The figure shows the genotypes of individuals at SNPs that have Fst higher than Fst_cutoff in the groups being compared (given by groupsToCompare). The two alleles have different shades of purple, with triangles indicating heterozygotes. The bottom of the plot indicates the location of SNPs on the chromosome, and the blue shading indicates SNP density across the chromosome.

If the function works on your computer like it does on mine, it will create a separate plot window and show the figure both there and in your Pluto notebook.

Produce such plots for a series of chromosomes

Can you write a loop to cycle through a number of different chromosomes and make a plot for each? You would use a lot of the code in the previous two cells above.

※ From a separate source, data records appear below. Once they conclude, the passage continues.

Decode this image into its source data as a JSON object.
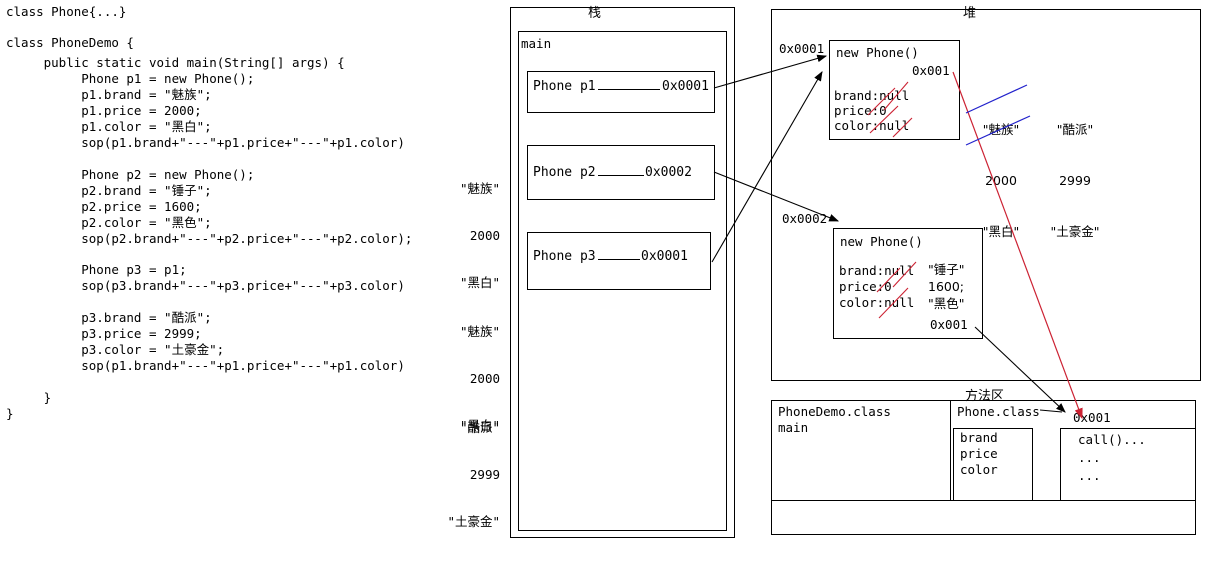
{
  "code": {
    "lines": [
      "class Phone{...}",
      "",
      "class PhoneDemo {",
      "     public static void main(String[] args) {",
      "          Phone p1 = new Phone();",
      "          p1.brand = \"魅族\";",
      "          p1.price = 2000;",
      "          p1.color = \"黑白\";",
      "          sop(p1.brand+\"---\"+p1.price+\"---\"+p1.color)",
      "",
      "          Phone p2 = new Phone();",
      "          p2.brand = \"锤子\";",
      "          p2.price = 1600;",
      "          p2.color = \"黑色\";",
      "          sop(p2.brand+\"---\"+p2.price+\"---\"+p2.color);",
      "",
      "          Phone p3 = p1;",
      "          sop(p3.brand+\"---\"+p3.price+\"---\"+p3.color)",
      "",
      "          p3.brand = \"酷派\";",
      "          p3.price = 2999;",
      "          p3.color = \"土豪金\";",
      "          sop(p1.brand+\"---\"+p1.price+\"---\"+p1.color)",
      "",
      "     }",
      "}"
    ],
    "output_annotations": [
      {
        "id": "out1",
        "lines": [
          "\"魅族\"",
          "2000",
          "\"黑白\""
        ]
      },
      {
        "id": "out2",
        "lines": [
          "\"魅族\"",
          "2000",
          "\"黑白\""
        ]
      },
      {
        "id": "out3",
        "lines": [
          "\"酷派\"",
          "2999",
          "\"土豪金\""
        ]
      }
    ]
  },
  "stack": {
    "title": "栈",
    "frame_label": "main",
    "slots": [
      {
        "name": "Phone p1",
        "address": "0x0001"
      },
      {
        "name": "Phone p2",
        "address": "0x0002"
      },
      {
        "name": "Phone p3",
        "address": "0x0001"
      }
    ]
  },
  "heap": {
    "title": "堆",
    "objects": [
      {
        "address_label": "0x0001",
        "header": "new Phone()",
        "class_ref": "0x001",
        "fields": [
          "brand:null",
          "price:0",
          "color:null"
        ],
        "field_values": [],
        "self_ref": ""
      },
      {
        "address_label": "0x0002",
        "header": "new Phone()",
        "class_ref": "",
        "fields": [
          "brand:null",
          "price:0",
          "color:null"
        ],
        "field_values": [
          "\"锤子\"",
          "1600;",
          "\"黑色\""
        ],
        "self_ref": "0x001"
      }
    ],
    "notes": [
      {
        "id": "note-old",
        "lines": [
          "\"魅族\"",
          "2000",
          "\"黑白\""
        ],
        "struck": true,
        "color": "#2222cc"
      },
      {
        "id": "note-new",
        "lines": [
          "\"酷派\"",
          "2999",
          "\"土豪金\""
        ],
        "struck": false,
        "color": "#000000"
      }
    ]
  },
  "method_area": {
    "title": "方法区",
    "phonedemo_class": "PhoneDemo.class",
    "phonedemo_member": "main",
    "phone_class": "Phone.class",
    "phone_class_addr": "0x001",
    "fields": [
      "brand",
      "price",
      "color"
    ],
    "methods": [
      "call()...",
      "...",
      "..."
    ]
  },
  "colors": {
    "ink": "#000000",
    "red_mark": "#cc2233",
    "blue_mark": "#2222cc"
  }
}
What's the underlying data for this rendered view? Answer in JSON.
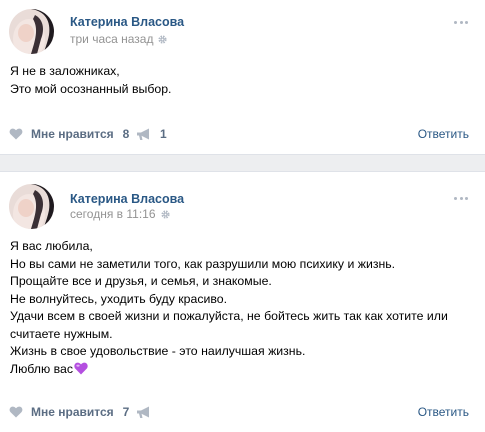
{
  "posts": [
    {
      "author": "Катерина Власова",
      "time": "три часа назад",
      "text": [
        "Я не в заложниках,",
        "Это мой осознанный выбор."
      ],
      "like_label": "Мне нравится",
      "like_count": "8",
      "share_count": "1",
      "reply_label": "Ответить"
    },
    {
      "author": "Катерина Власова",
      "time": "сегодня в 11:16",
      "text": [
        "Я вас любила,",
        "Но вы сами не заметили того, как разрушили мою психику и жизнь.",
        "Прощайте все и друзья, и семья, и знакомые.",
        "Не волнуйтесь, уходить буду красиво.",
        "Удачи всем в своей жизни и пожалуйста, не бойтесь жить так как хотите или",
        "считаете нужным.",
        "Жизнь в свое удовольствие - это наилучшая жизнь.",
        "Люблю вас"
      ],
      "like_label": "Мне нравится",
      "like_count": "7",
      "share_count": "",
      "reply_label": "Ответить"
    }
  ],
  "icons": {
    "like": "heart-icon",
    "share": "megaphone-icon",
    "time_settings": "gear-icon",
    "menu": "more-icon",
    "emoji": "purple-heart-emoji"
  },
  "colors": {
    "link": "#2a5885",
    "muted": "#939393",
    "action": "#5b6d83",
    "icon": "#b0b8c3",
    "separator": "#edeef0",
    "emoji": "#b44fe0"
  }
}
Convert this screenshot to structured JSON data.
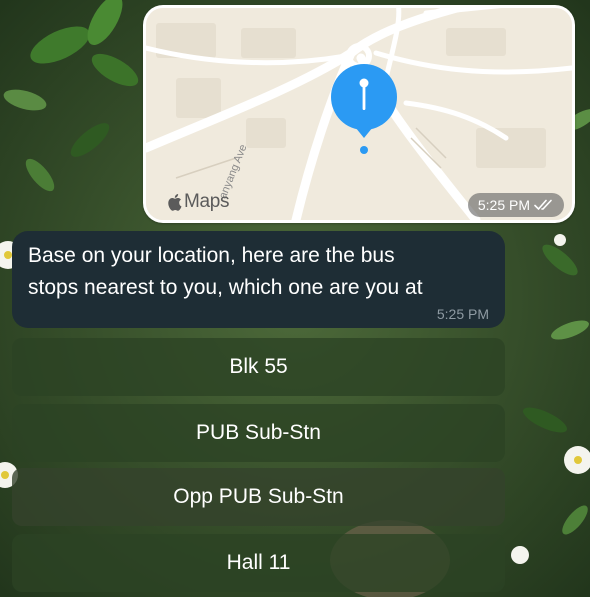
{
  "map_message": {
    "road_label": "anyang Ave",
    "maps_brand": "Maps",
    "time": "5:25 PM",
    "read_status_icon": "double-check-icon"
  },
  "text_message": {
    "line1": "Base on your location, here are the bus",
    "line2": "stops nearest to you, which one are you at",
    "time": "5:25 PM"
  },
  "reply_buttons": [
    {
      "label": "Blk 55"
    },
    {
      "label": "PUB Sub-Stn"
    },
    {
      "label": "Opp PUB Sub-Stn"
    },
    {
      "label": "Hall 11"
    }
  ],
  "colors": {
    "pin_blue": "#2b9af3",
    "message_bubble": "#1e2d35",
    "button_green": "#2c4224"
  }
}
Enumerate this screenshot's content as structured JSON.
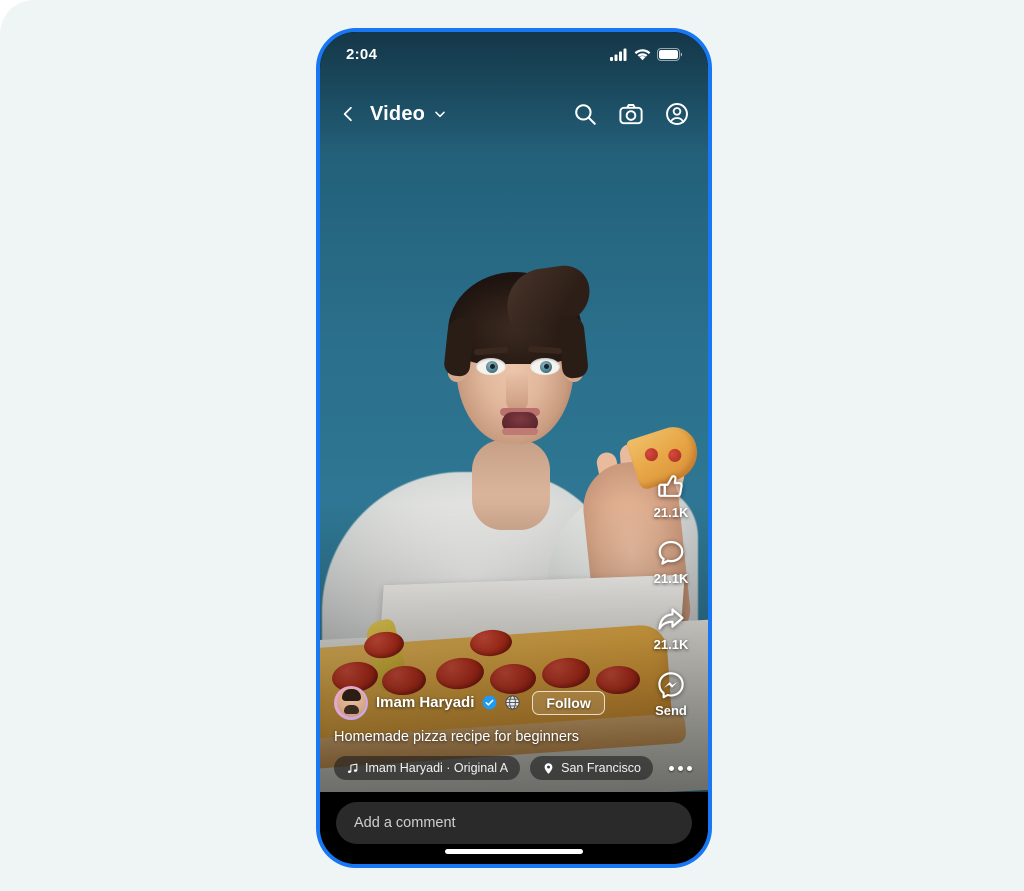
{
  "page": {
    "background_color": "#eff5f5",
    "frame_accent_color": "#1877f2"
  },
  "status_bar": {
    "time": "2:04",
    "signal_icon": "cellular-signal-icon",
    "wifi_icon": "wifi-icon",
    "battery_icon": "battery-full-icon"
  },
  "header": {
    "back_icon": "back-chevron-icon",
    "title": "Video",
    "caret_icon": "chevron-down-icon",
    "search_icon": "search-icon",
    "camera_icon": "camera-icon",
    "profile_icon": "profile-icon"
  },
  "actions": [
    {
      "id": "like",
      "icon": "thumbs-up-icon",
      "count": "21.1K"
    },
    {
      "id": "comment",
      "icon": "comment-bubble-icon",
      "count": "21.1K"
    },
    {
      "id": "share",
      "icon": "share-arrow-icon",
      "count": "21.1K"
    },
    {
      "id": "send",
      "icon": "messenger-icon",
      "count": "Send"
    }
  ],
  "post": {
    "author_name": "Imam Haryadi",
    "verified_icon": "verified-badge-icon",
    "privacy_icon": "globe-public-icon",
    "follow_label": "Follow",
    "avatar_icon": "avatar",
    "caption": "Homemade pizza recipe for beginners",
    "music_icon": "music-note-icon",
    "music_label": "Imam Haryadi · Original A",
    "location_icon": "location-pin-icon",
    "location_label": "San Francisco",
    "more_icon": "more-options-icon"
  },
  "comment_bar": {
    "placeholder": "Add a comment"
  }
}
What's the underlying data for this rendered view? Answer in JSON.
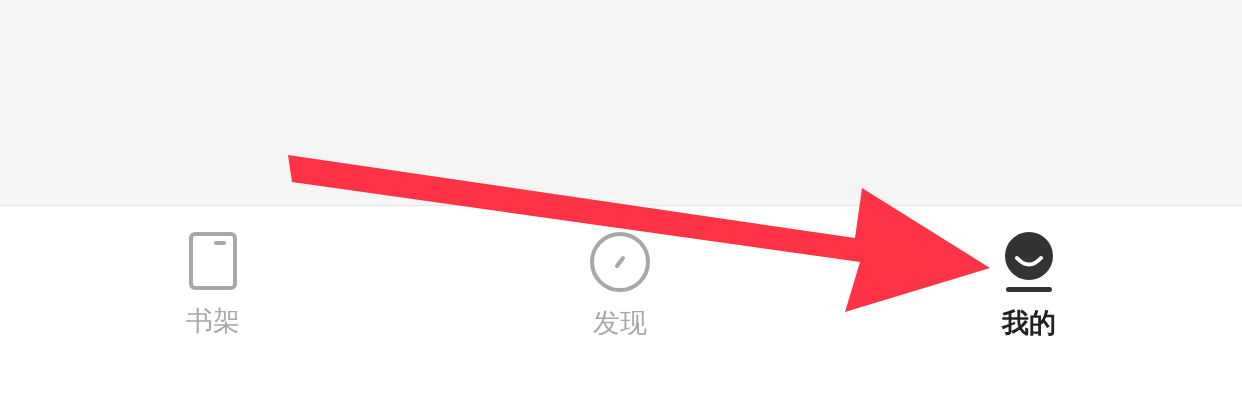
{
  "tab_bar": {
    "tabs": [
      {
        "kind": "book",
        "label": "书架",
        "selected": false
      },
      {
        "kind": "compass",
        "label": "发现",
        "selected": false
      },
      {
        "kind": "profile",
        "label": "我的",
        "selected": true
      }
    ]
  }
}
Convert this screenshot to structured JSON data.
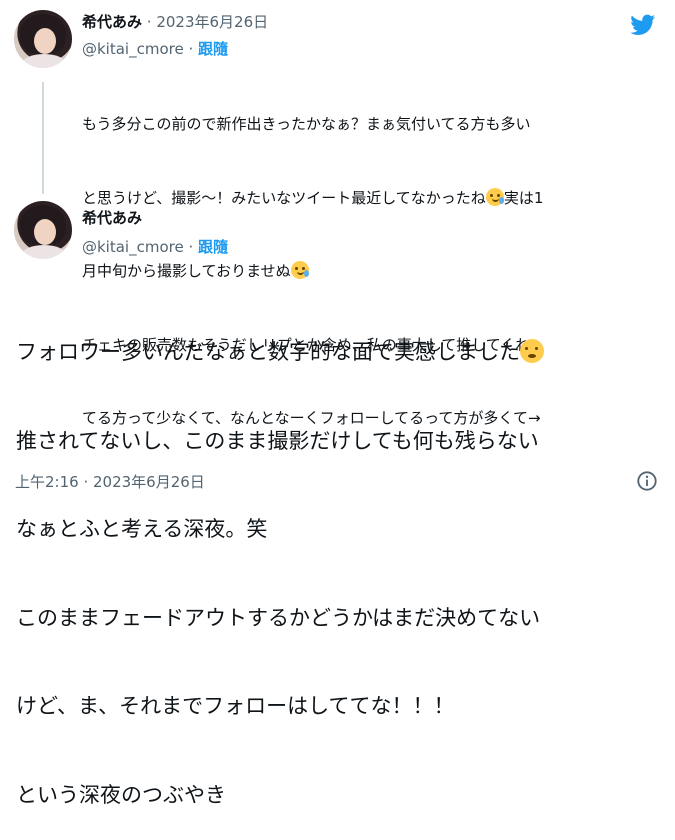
{
  "prev_tweet": {
    "author_name": "希代あみ",
    "date_sep": " · ",
    "date": "2023年6月26日",
    "handle": "@kitai_cmore",
    "follow_sep": " · ",
    "follow_label": "跟隨",
    "line1": "もう多分この前ので新作出きったかなぁ？まぁ気付いてる方も多い",
    "line2a": "と思うけど、撮影〜！みたいなツイート最近してなかったね",
    "line2b": "実は1",
    "line3a": "月中旬から撮影しておりませぬ",
    "line4": "チェキの販売数もそうだしリプとか含め、私の事大して推してくれ",
    "line5": "てる方って少なくて、なんとなーくフォローしてるって方が多くて→"
  },
  "main_tweet": {
    "author_name": "希代あみ",
    "handle": "@kitai_cmore",
    "follow_sep": " · ",
    "follow_label": "跟隨",
    "line1": "フォロワー多いんだなぁと数字的な面で実感しました",
    "line2": "推されてないし、このまま撮影だけしても何も残らない",
    "line3": "なぁとふと考える深夜。笑",
    "line4": "このままフェードアウトするかどうかはまだ決めてない",
    "line5": "けど、ま、それまでフォローはしててな！！！",
    "line6": "という深夜のつぶやき",
    "timestamp": "上午2:16 · 2023年6月26日"
  },
  "icons": {
    "brand": "twitter-bird-icon",
    "info": "info-icon",
    "emoji_tear_smile": "smiling-face-with-tear-icon",
    "emoji_pleading": "pleading-face-icon"
  },
  "colors": {
    "twitter_blue": "#1d9bf0",
    "text": "#0f1419",
    "muted": "#536471"
  }
}
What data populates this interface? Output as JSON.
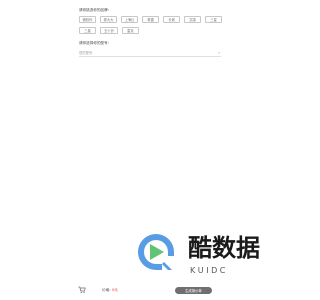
{
  "brand_section": {
    "label": "请你挑选你的品牌:",
    "brands": [
      [
        "微软你",
        "那大大",
        "上海比",
        "希捷",
        "长城",
        "富康",
        "三星"
      ],
      [
        "三星",
        "五十铃",
        "雷克"
      ]
    ]
  },
  "model_section": {
    "label": "请你选择你的型号:",
    "select_placeholder": "您的型号"
  },
  "watermark": {
    "text": "酷数据",
    "sub": "K U I D C"
  },
  "footer": {
    "price_prefix": "价格:",
    "price_value": "0元",
    "submit_label": "生成报价单"
  },
  "colors": {
    "price": "#e23b3b",
    "logo_blue": "#3a8be0",
    "logo_green": "#62c276"
  }
}
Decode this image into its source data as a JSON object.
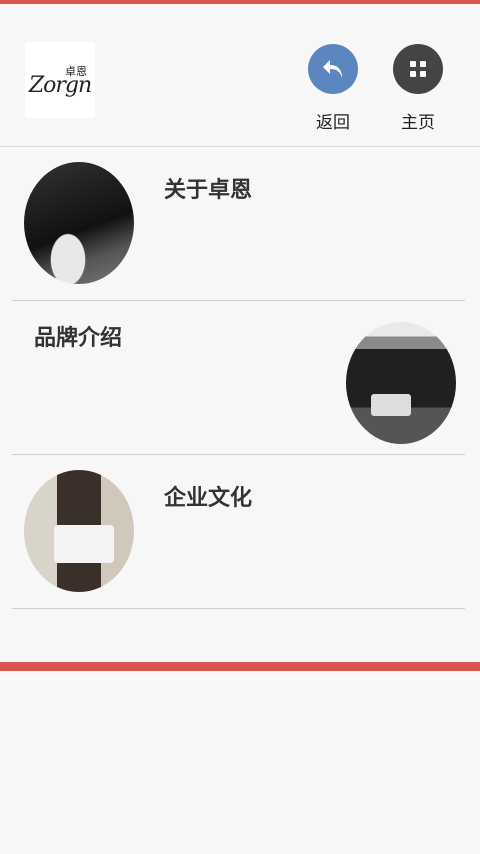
{
  "header": {
    "logo_cn": "卓恩",
    "logo_en": "Zorgn",
    "back_label": "返回",
    "home_label": "主页"
  },
  "items": [
    {
      "title": "关于卓恩"
    },
    {
      "title": "品牌介绍"
    },
    {
      "title": "企业文化"
    }
  ],
  "colors": {
    "accent": "#d9534f",
    "back_button": "#5b86c0",
    "home_button": "#444444"
  }
}
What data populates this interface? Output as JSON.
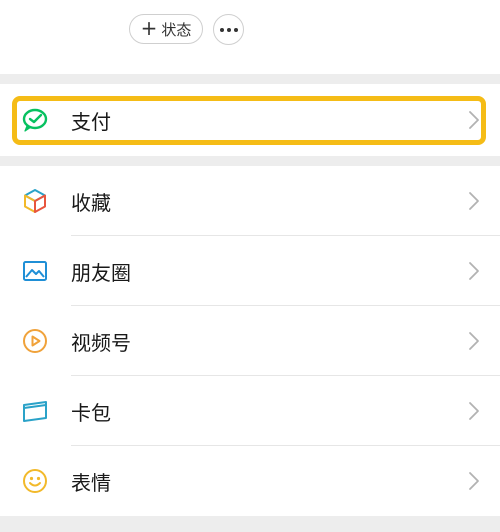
{
  "header": {
    "status_plus": "+",
    "status_label": "状态"
  },
  "pay": {
    "label": "支付",
    "icon": "wechat-pay-icon",
    "highlight_color": "#f5bc16"
  },
  "menu": {
    "items": [
      {
        "label": "收藏",
        "icon": "favorites-cube-icon"
      },
      {
        "label": "朋友圈",
        "icon": "moments-image-icon"
      },
      {
        "label": "视频号",
        "icon": "channels-play-icon"
      },
      {
        "label": "卡包",
        "icon": "card-wallet-icon"
      },
      {
        "label": "表情",
        "icon": "sticker-smiley-icon"
      }
    ]
  },
  "colors": {
    "pay_green": "#07c160",
    "channels_orange": "#f0a23a",
    "moments_blue": "#1f8fd6",
    "cards_teal": "#2aa2c8",
    "stickers_yellow": "#f2b92a"
  }
}
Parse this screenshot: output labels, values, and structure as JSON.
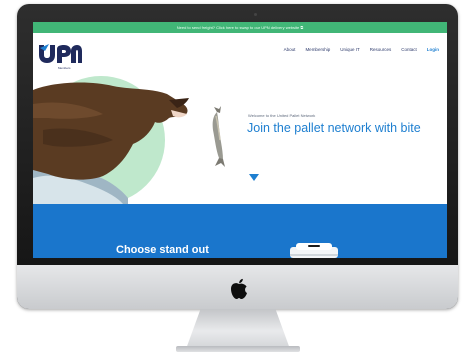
{
  "promo": {
    "text": "Need to send freight? Click here to swap to our UPN delivery website ⧉"
  },
  "brand": {
    "logo_text": "upn",
    "logo_subtext": "Members"
  },
  "nav": {
    "items": [
      "About",
      "Membership",
      "Unique IT",
      "Resources",
      "Contact"
    ],
    "login": "Login"
  },
  "hero": {
    "kicker": "Welcome to the United Pallet Network",
    "title": "Join the pallet network with bite"
  },
  "band": {
    "heading": "Choose stand out"
  },
  "colors": {
    "promo_green": "#41b677",
    "brand_blue": "#1e7fd0",
    "band_blue": "#1a76cc",
    "circle_mint": "#bfe8cc",
    "navy": "#1f2a5c"
  },
  "icons": {
    "hero_arrow": "chevron-down-icon",
    "device_logo": "apple-icon"
  }
}
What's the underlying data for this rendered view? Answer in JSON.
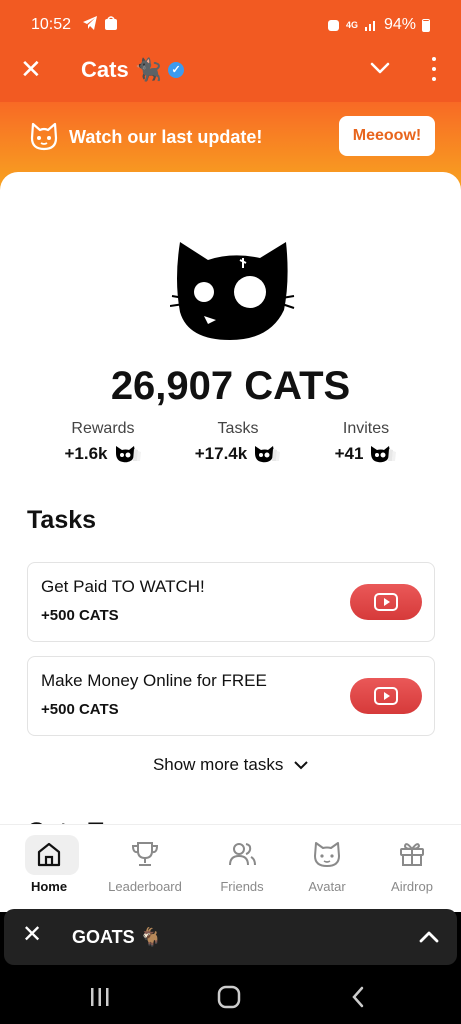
{
  "status_bar": {
    "time": "10:52",
    "network": "4G",
    "battery": "94%",
    "left_icons": [
      "telegram-icon",
      "shop-icon"
    ],
    "right_icons": [
      "alarm-icon",
      "network-4g-icon",
      "signal-icon",
      "battery-icon"
    ]
  },
  "header": {
    "title": "Cats",
    "title_emoji": "🐈‍⬛",
    "verified": "✓"
  },
  "banner": {
    "text": "Watch our last update!",
    "button": "Meeoow!"
  },
  "balance": {
    "amount": "26,907 CATS"
  },
  "stats": [
    {
      "label": "Rewards",
      "value": "+1.6k"
    },
    {
      "label": "Tasks",
      "value": "+17.4k"
    },
    {
      "label": "Invites",
      "value": "+41"
    }
  ],
  "tasks": {
    "title": "Tasks",
    "items": [
      {
        "title": "Get Paid TO WATCH!",
        "reward": "+500 CATS"
      },
      {
        "title": "Make Money Online for FREE",
        "reward": "+500 CATS"
      }
    ],
    "show_more": "Show more tasks",
    "next_section_peek": "Cats T"
  },
  "nav": {
    "items": [
      {
        "label": "Home",
        "icon": "home-icon",
        "active": true
      },
      {
        "label": "Leaderboard",
        "icon": "trophy-icon",
        "active": false
      },
      {
        "label": "Friends",
        "icon": "friends-icon",
        "active": false
      },
      {
        "label": "Avatar",
        "icon": "cat-face-icon",
        "active": false
      },
      {
        "label": "Airdrop",
        "icon": "gift-icon",
        "active": false
      }
    ]
  },
  "mini_app": {
    "title": "GOATS 🐐"
  },
  "colors": {
    "accent": "#f25a22",
    "banner_start": "#f86a25",
    "banner_end": "#f8a520",
    "button_text": "#e8651d",
    "youtube_red": "#e04848"
  }
}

You could do this for these scaffolds, expressed here a a vector of strings: ["CM018230.2", "CM018231.2", "CM018232.2", "CM018233.2", "CM018234.2"]

A take-home message:

The SNPlots.plotGenotypeByIndividual() function produces this complex plot from the repeated use of low-level plotting functions to simply draw lines, filled shapes, and text in the plotting window. If you learn the commands to draw such simple elements and the logic by which to determine where to draw them, you can design your own functions to make all sorts of complex figures.